Un exemple de chaîne, tel que SovraRadar la reconstitue. Une communauté d'agglomération inscrit à son plan pluriannuel le renouvellement de son système de gestion. Six mois plus tard, une délibération autorise le président à lancer la consultation et mentionne une enveloppe. Dans le même temps, les données ouvertes montrent que l'accord-cadre en cours sur ce périmètre a été notifié il y a trois ans et neuf mois. Une offre d'emploi paraît pour un chargé de projet dédié.
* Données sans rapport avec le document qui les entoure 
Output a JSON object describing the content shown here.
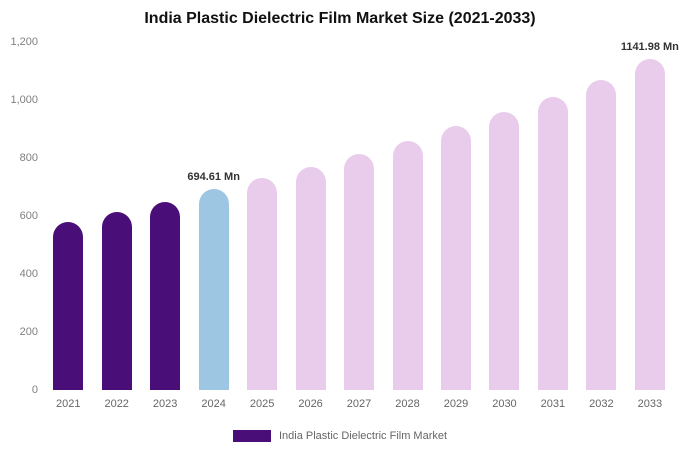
{
  "title": "India Plastic Dielectric Film Market Size (2021-2033)",
  "legend": {
    "label": "India Plastic Dielectric Film Market",
    "swatch_color": "#4A0E78"
  },
  "colors": {
    "historical": "#4A0E78",
    "current": "#9DC6E3",
    "forecast": "#E9CCEC"
  },
  "chart_data": {
    "type": "bar",
    "title": "India Plastic Dielectric Film Market Size (2021-2033)",
    "xlabel": "",
    "ylabel": "",
    "ylim": [
      0,
      1200
    ],
    "grid": false,
    "legend_position": "bottom",
    "categories": [
      "2021",
      "2022",
      "2023",
      "2024",
      "2025",
      "2026",
      "2027",
      "2028",
      "2029",
      "2030",
      "2031",
      "2032",
      "2033"
    ],
    "values": [
      580,
      615,
      650,
      694.61,
      730,
      770,
      815,
      860,
      910,
      960,
      1010,
      1070,
      1141.98
    ],
    "bar_colors": [
      "#4A0E78",
      "#4A0E78",
      "#4A0E78",
      "#9DC6E3",
      "#E9CCEC",
      "#E9CCEC",
      "#E9CCEC",
      "#E9CCEC",
      "#E9CCEC",
      "#E9CCEC",
      "#E9CCEC",
      "#E9CCEC",
      "#E9CCEC"
    ],
    "ytick_values": [
      0,
      200,
      400,
      600,
      800,
      1000,
      1200
    ],
    "ytick_labels": [
      "0",
      "200",
      "400",
      "600",
      "800",
      "1,000",
      "1,200"
    ],
    "annotations": [
      {
        "category_index": 3,
        "text": "694.61 Mn"
      },
      {
        "category_index": 12,
        "text": "1141.98 Mn"
      }
    ]
  }
}
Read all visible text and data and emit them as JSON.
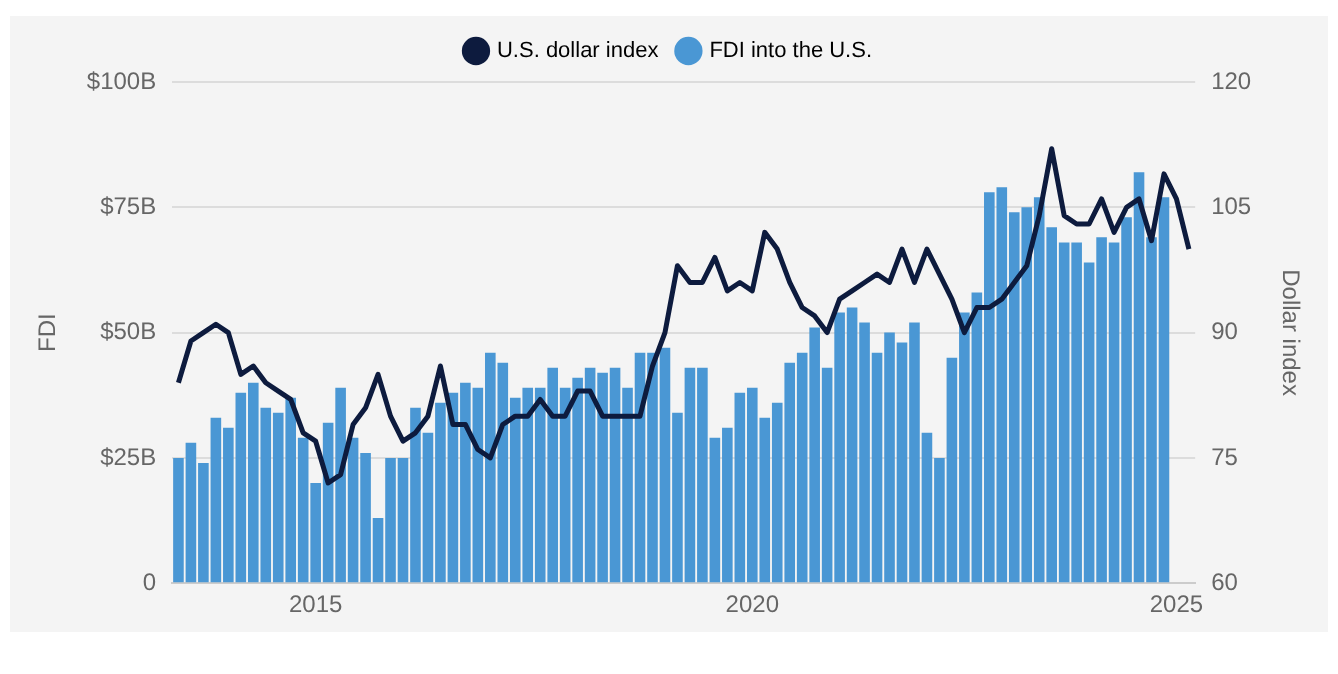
{
  "chart_data": {
    "type": "bar",
    "ylabel": "FDI",
    "y2label": "Dollar index",
    "categories": [
      null,
      null,
      null,
      null,
      null,
      null,
      null,
      null,
      null,
      null,
      null,
      "2015",
      null,
      null,
      null,
      null,
      null,
      null,
      null,
      null,
      null,
      null,
      null,
      null,
      null,
      null,
      null,
      null,
      null,
      null,
      null,
      null,
      null,
      null,
      null,
      null,
      null,
      null,
      null,
      null,
      null,
      null,
      null,
      null,
      null,
      null,
      "2020",
      null,
      null,
      null,
      null,
      null,
      null,
      null,
      null,
      null,
      null,
      null,
      null,
      null,
      null,
      null,
      null,
      null,
      null,
      null,
      null,
      null,
      null,
      null,
      null,
      null,
      null,
      null,
      null,
      null,
      null,
      null,
      null,
      null,
      "2025",
      null
    ],
    "series": [
      {
        "name": "U.S. dollar index",
        "type": "line",
        "axis": "y2",
        "color": "#0d1b3e",
        "values": [
          84,
          89,
          90,
          91,
          90,
          85,
          86,
          84,
          83,
          82,
          78,
          77,
          72,
          73,
          79,
          81,
          85,
          80,
          77,
          78,
          80,
          86,
          79,
          79,
          76,
          75,
          79,
          80,
          80,
          82,
          80,
          80,
          83,
          83,
          80,
          80,
          80,
          80,
          86,
          90,
          98,
          96,
          96,
          99,
          95,
          96,
          95,
          102,
          100,
          96,
          93,
          92,
          90,
          94,
          95,
          96,
          97,
          96,
          100,
          96,
          100,
          97,
          94,
          90,
          93,
          93,
          94,
          96,
          98,
          104,
          112,
          104,
          103,
          103,
          106,
          102,
          105,
          106,
          101,
          109,
          106,
          100
        ]
      },
      {
        "name": "FDI into the U.S.",
        "color": "#4a97d4",
        "values": [
          25,
          28,
          24,
          33,
          31,
          38,
          40,
          35,
          34,
          37,
          29,
          20,
          32,
          39,
          29,
          26,
          13,
          25,
          25,
          35,
          30,
          36,
          38,
          40,
          39,
          46,
          44,
          37,
          39,
          39,
          43,
          39,
          41,
          43,
          42,
          43,
          39,
          46,
          46,
          47,
          34,
          43,
          43,
          29,
          31,
          38,
          39,
          33,
          36,
          44,
          46,
          51,
          43,
          54,
          55,
          52,
          46,
          50,
          48,
          52,
          30,
          25,
          45,
          54,
          58,
          78,
          79,
          74,
          75,
          77,
          71,
          68,
          68,
          64,
          69,
          68,
          73,
          82,
          69,
          77,
          null,
          null
        ]
      }
    ],
    "ylim": [
      0,
      100
    ],
    "yticks": [
      {
        "value": 0,
        "label": "0"
      },
      {
        "value": 25,
        "label": "$25B"
      },
      {
        "value": 50,
        "label": "$50B"
      },
      {
        "value": 75,
        "label": "$75B"
      },
      {
        "value": 100,
        "label": "$100B"
      }
    ],
    "y2lim": [
      60,
      120
    ],
    "y2ticks": [
      60,
      75,
      90,
      105,
      120
    ],
    "grid": "y",
    "legend": "top",
    "marker": "none",
    "line_style": "solid"
  }
}
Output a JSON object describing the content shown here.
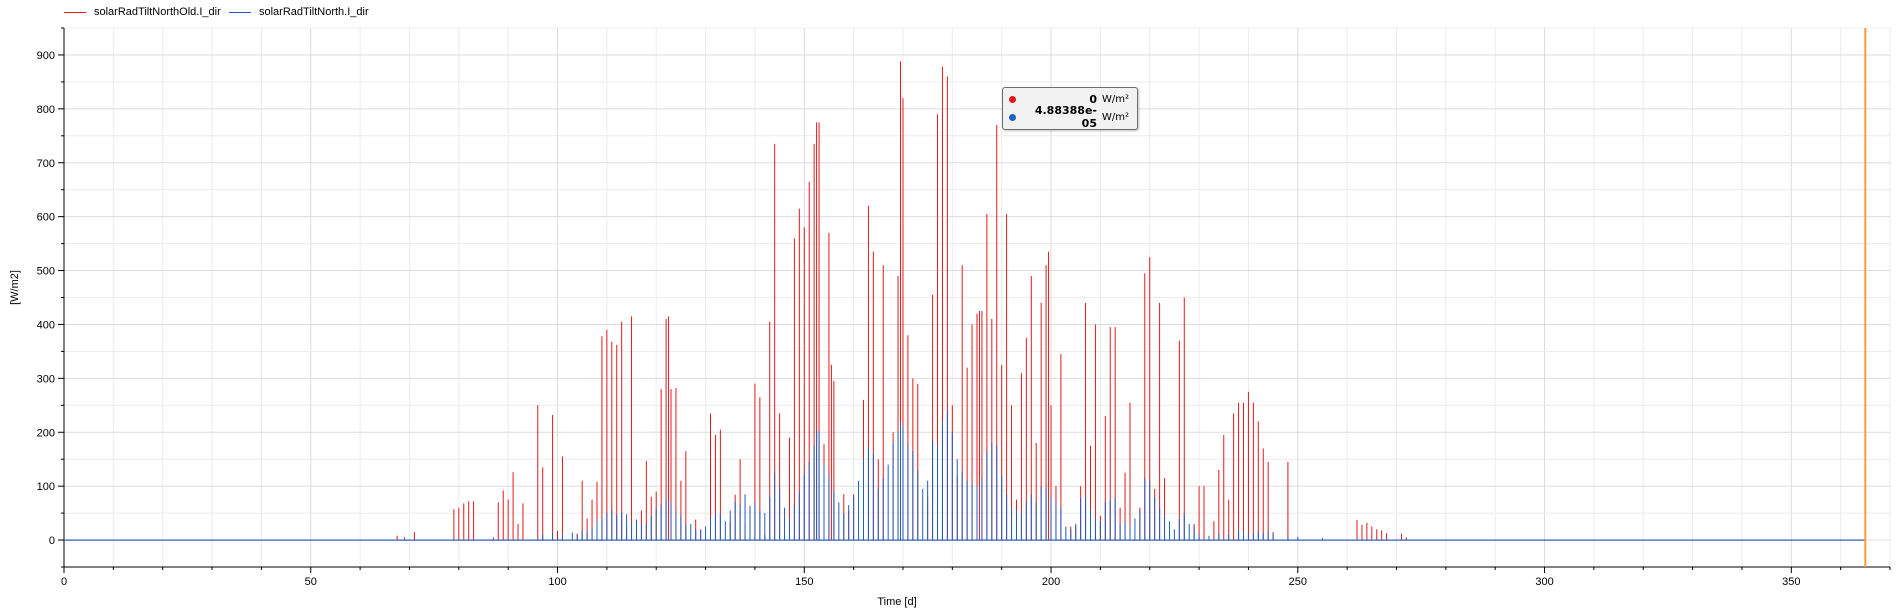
{
  "legend": {
    "items": [
      {
        "label": "solarRadTiltNorthOld.I_dir",
        "color": "#e31a1c"
      },
      {
        "label": "solarRadTiltNorth.I_dir",
        "color": "#1f5fbf"
      }
    ]
  },
  "tooltip": {
    "rows": [
      {
        "value": "0",
        "unit": "W/m²",
        "color": "#e31a1c"
      },
      {
        "value": "4.88388e-05",
        "unit": "W/m²",
        "color": "#1f5fbf"
      }
    ]
  },
  "cursor": {
    "x": 365,
    "color": "#ff9933"
  },
  "chart_data": {
    "type": "line",
    "title": "",
    "xlabel": "Time [d]",
    "ylabel": "[W/m2]",
    "xlim": [
      0,
      370
    ],
    "ylim": [
      -50,
      950
    ],
    "x_ticks": [
      0,
      50,
      100,
      150,
      200,
      250,
      300,
      350
    ],
    "y_ticks": [
      0,
      100,
      200,
      300,
      400,
      500,
      600,
      700,
      800,
      900
    ],
    "grid": true,
    "legend_position": "top-left",
    "series": [
      {
        "name": "solarRadTiltNorthOld.I_dir",
        "color": "#e31a1c",
        "spikes": [
          [
            67.5,
            8
          ],
          [
            69,
            5
          ],
          [
            71,
            15
          ],
          [
            79,
            57
          ],
          [
            80,
            60
          ],
          [
            81,
            68
          ],
          [
            82,
            72
          ],
          [
            83,
            72
          ],
          [
            87,
            5
          ],
          [
            88,
            70
          ],
          [
            89,
            92
          ],
          [
            90,
            75
          ],
          [
            91,
            126
          ],
          [
            92,
            30
          ],
          [
            93,
            68
          ],
          [
            96,
            250
          ],
          [
            97,
            135
          ],
          [
            99,
            232
          ],
          [
            100,
            17
          ],
          [
            101,
            155
          ],
          [
            104,
            12
          ],
          [
            105,
            110
          ],
          [
            106,
            40
          ],
          [
            107,
            75
          ],
          [
            108,
            108
          ],
          [
            109,
            378
          ],
          [
            110,
            390
          ],
          [
            111,
            368
          ],
          [
            112,
            362
          ],
          [
            113,
            405
          ],
          [
            114,
            24
          ],
          [
            115,
            415
          ],
          [
            116,
            18
          ],
          [
            117,
            55
          ],
          [
            118,
            147
          ],
          [
            119,
            80
          ],
          [
            120,
            90
          ],
          [
            121,
            280
          ],
          [
            122,
            410
          ],
          [
            122.5,
            415
          ],
          [
            123,
            280
          ],
          [
            124,
            282
          ],
          [
            125,
            110
          ],
          [
            126,
            165
          ],
          [
            128,
            38
          ],
          [
            129,
            20
          ],
          [
            131,
            235
          ],
          [
            132,
            195
          ],
          [
            133,
            205
          ],
          [
            135,
            34
          ],
          [
            136,
            84
          ],
          [
            137,
            150
          ],
          [
            138,
            30
          ],
          [
            139,
            63
          ],
          [
            140,
            290
          ],
          [
            141,
            265
          ],
          [
            142,
            10
          ],
          [
            143,
            405
          ],
          [
            144,
            735
          ],
          [
            145,
            235
          ],
          [
            146,
            13
          ],
          [
            147,
            190
          ],
          [
            148,
            560
          ],
          [
            149,
            615
          ],
          [
            150,
            580
          ],
          [
            151,
            665
          ],
          [
            152,
            735
          ],
          [
            152.5,
            775
          ],
          [
            153,
            775
          ],
          [
            154,
            178
          ],
          [
            155,
            570
          ],
          [
            155.5,
            325
          ],
          [
            156,
            295
          ],
          [
            158,
            85
          ],
          [
            159,
            55
          ],
          [
            160,
            85
          ],
          [
            162,
            260
          ],
          [
            163,
            620
          ],
          [
            164,
            535
          ],
          [
            165,
            150
          ],
          [
            166,
            510
          ],
          [
            168,
            200
          ],
          [
            169,
            490
          ],
          [
            169.5,
            888
          ],
          [
            170,
            820
          ],
          [
            171,
            380
          ],
          [
            172,
            300
          ],
          [
            173,
            290
          ],
          [
            175,
            80
          ],
          [
            176,
            455
          ],
          [
            177,
            790
          ],
          [
            178,
            878
          ],
          [
            179,
            860
          ],
          [
            180,
            250
          ],
          [
            181,
            120
          ],
          [
            182,
            510
          ],
          [
            183,
            320
          ],
          [
            184,
            400
          ],
          [
            185,
            420
          ],
          [
            185.5,
            425
          ],
          [
            186,
            425
          ],
          [
            187,
            605
          ],
          [
            188,
            410
          ],
          [
            189,
            770
          ],
          [
            190,
            325
          ],
          [
            191,
            605
          ],
          [
            192,
            250
          ],
          [
            193,
            75
          ],
          [
            194,
            310
          ],
          [
            195,
            375
          ],
          [
            196,
            490
          ],
          [
            197,
            180
          ],
          [
            198,
            440
          ],
          [
            199,
            510
          ],
          [
            199.5,
            535
          ],
          [
            200,
            250
          ],
          [
            201,
            100
          ],
          [
            202,
            345
          ],
          [
            204,
            25
          ],
          [
            205,
            25
          ],
          [
            206,
            100
          ],
          [
            207,
            440
          ],
          [
            208,
            175
          ],
          [
            209,
            400
          ],
          [
            210,
            45
          ],
          [
            211,
            230
          ],
          [
            212,
            395
          ],
          [
            213,
            395
          ],
          [
            214,
            60
          ],
          [
            215,
            125
          ],
          [
            216,
            255
          ],
          [
            218,
            60
          ],
          [
            219,
            495
          ],
          [
            220,
            525
          ],
          [
            221,
            95
          ],
          [
            222,
            440
          ],
          [
            223,
            115
          ],
          [
            226,
            370
          ],
          [
            227,
            450
          ],
          [
            229,
            30
          ],
          [
            230,
            100
          ],
          [
            231,
            100
          ],
          [
            233,
            35
          ],
          [
            234,
            130
          ],
          [
            235,
            195
          ],
          [
            236,
            75
          ],
          [
            237,
            235
          ],
          [
            238,
            255
          ],
          [
            239,
            255
          ],
          [
            240,
            275
          ],
          [
            241,
            255
          ],
          [
            242,
            220
          ],
          [
            243,
            170
          ],
          [
            244,
            145
          ],
          [
            245,
            15
          ],
          [
            248,
            145
          ],
          [
            262,
            37
          ],
          [
            263,
            28
          ],
          [
            264,
            32
          ],
          [
            265,
            25
          ],
          [
            266,
            20
          ],
          [
            267,
            18
          ],
          [
            268,
            13
          ],
          [
            271,
            12
          ],
          [
            272,
            5
          ]
        ]
      },
      {
        "name": "solarRadTiltNorth.I_dir",
        "color": "#1f5fbf",
        "spikes": [
          [
            97,
            10
          ],
          [
            99,
            13
          ],
          [
            101,
            10
          ],
          [
            103,
            14
          ],
          [
            104,
            10
          ],
          [
            105,
            18
          ],
          [
            106,
            15
          ],
          [
            107,
            22
          ],
          [
            108,
            35
          ],
          [
            109,
            40
          ],
          [
            110,
            50
          ],
          [
            111,
            55
          ],
          [
            112,
            46
          ],
          [
            113,
            52
          ],
          [
            114,
            48
          ],
          [
            115,
            32
          ],
          [
            116,
            38
          ],
          [
            117,
            28
          ],
          [
            118,
            30
          ],
          [
            119,
            45
          ],
          [
            120,
            58
          ],
          [
            121,
            66
          ],
          [
            122,
            78
          ],
          [
            123,
            70
          ],
          [
            124,
            55
          ],
          [
            125,
            45
          ],
          [
            126,
            28
          ],
          [
            127,
            30
          ],
          [
            128,
            20
          ],
          [
            129,
            18
          ],
          [
            130,
            25
          ],
          [
            131,
            40
          ],
          [
            132,
            50
          ],
          [
            133,
            48
          ],
          [
            134,
            35
          ],
          [
            135,
            55
          ],
          [
            136,
            72
          ],
          [
            137,
            65
          ],
          [
            138,
            85
          ],
          [
            139,
            60
          ],
          [
            140,
            70
          ],
          [
            141,
            55
          ],
          [
            142,
            50
          ],
          [
            143,
            80
          ],
          [
            144,
            125
          ],
          [
            145,
            95
          ],
          [
            146,
            60
          ],
          [
            147,
            40
          ],
          [
            148,
            65
          ],
          [
            149,
            90
          ],
          [
            150,
            122
          ],
          [
            151,
            145
          ],
          [
            152,
            175
          ],
          [
            152.5,
            205
          ],
          [
            153,
            200
          ],
          [
            154,
            140
          ],
          [
            155,
            120
          ],
          [
            156,
            90
          ],
          [
            157,
            70
          ],
          [
            158,
            50
          ],
          [
            159,
            65
          ],
          [
            160,
            80
          ],
          [
            161,
            110
          ],
          [
            162,
            150
          ],
          [
            163,
            172
          ],
          [
            164,
            160
          ],
          [
            165,
            95
          ],
          [
            166,
            115
          ],
          [
            167,
            140
          ],
          [
            168,
            180
          ],
          [
            169,
            200
          ],
          [
            169.5,
            220
          ],
          [
            170,
            210
          ],
          [
            171,
            175
          ],
          [
            172,
            165
          ],
          [
            173,
            130
          ],
          [
            174,
            95
          ],
          [
            175,
            110
          ],
          [
            176,
            185
          ],
          [
            177,
            175
          ],
          [
            178,
            220
          ],
          [
            179,
            240
          ],
          [
            180,
            200
          ],
          [
            181,
            150
          ],
          [
            182,
            125
          ],
          [
            183,
            110
          ],
          [
            184,
            105
          ],
          [
            185,
            100
          ],
          [
            186,
            115
          ],
          [
            187,
            165
          ],
          [
            188,
            180
          ],
          [
            189,
            175
          ],
          [
            190,
            120
          ],
          [
            191,
            85
          ],
          [
            192,
            60
          ],
          [
            193,
            55
          ],
          [
            194,
            50
          ],
          [
            195,
            70
          ],
          [
            196,
            85
          ],
          [
            197,
            70
          ],
          [
            198,
            100
          ],
          [
            199,
            95
          ],
          [
            200,
            80
          ],
          [
            201,
            70
          ],
          [
            202,
            60
          ],
          [
            203,
            25
          ],
          [
            204,
            20
          ],
          [
            205,
            30
          ],
          [
            206,
            78
          ],
          [
            207,
            80
          ],
          [
            208,
            55
          ],
          [
            209,
            40
          ],
          [
            210,
            35
          ],
          [
            211,
            70
          ],
          [
            212,
            75
          ],
          [
            213,
            78
          ],
          [
            214,
            30
          ],
          [
            215,
            35
          ],
          [
            216,
            25
          ],
          [
            217,
            40
          ],
          [
            218,
            55
          ],
          [
            219,
            115
          ],
          [
            220,
            110
          ],
          [
            221,
            80
          ],
          [
            222,
            60
          ],
          [
            223,
            45
          ],
          [
            224,
            35
          ],
          [
            225,
            20
          ],
          [
            226,
            40
          ],
          [
            227,
            50
          ],
          [
            228,
            30
          ],
          [
            229,
            25
          ],
          [
            230,
            10
          ],
          [
            232,
            8
          ],
          [
            234,
            12
          ],
          [
            236,
            10
          ],
          [
            238,
            18
          ],
          [
            239,
            15
          ],
          [
            240,
            10
          ],
          [
            241,
            12
          ],
          [
            242,
            16
          ],
          [
            243,
            14
          ],
          [
            244,
            16
          ],
          [
            245,
            10
          ],
          [
            248,
            8
          ],
          [
            250,
            6
          ],
          [
            255,
            4
          ]
        ]
      }
    ]
  }
}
Aucun de ces quatre éléments n'est un scoop. Rapprochés, datés et rattachés à la même organisation, ils constituent une prévision solide, avec un horizon estimable — et plusieurs mois pour prendre contact, comprendre le besoin réel et être connu de l'acheteur avant que le cahier des charges ne soit écrit.

Ce que SovraRadar en fait

La plateforme surveille ces sources en continu sur le périmètre construit avec vous, rapproche les éléments qui concernent une même organisation, et ne vous présente que ce qui atteint un niveau de confiance suffisant. Chaque signal est daté, rattaché à sa source d'origine et consultable : vous pouvez toujours remonter au document qui l'a produit et juger par vous-même. La méthode détaille la qualification, et les sources ce qui est surveillé.

Ce que cela ne permet pas

Rien de tout cela ne donne de certitude ni d'accès privilégié. Un projet inscrit au budget peut être reporté ou abandonné, un accord-cadre peut être prolongé, une délibération peut rester sans suite. SovraRadar vous donne une longueur d'avance et des dossiers étayés, pas une garantie — et aucune information qui ne soit publique. La plateforme ne constitue aucun fichier de prospection nominatif et n'effectue aucun profilage de personnes physiques.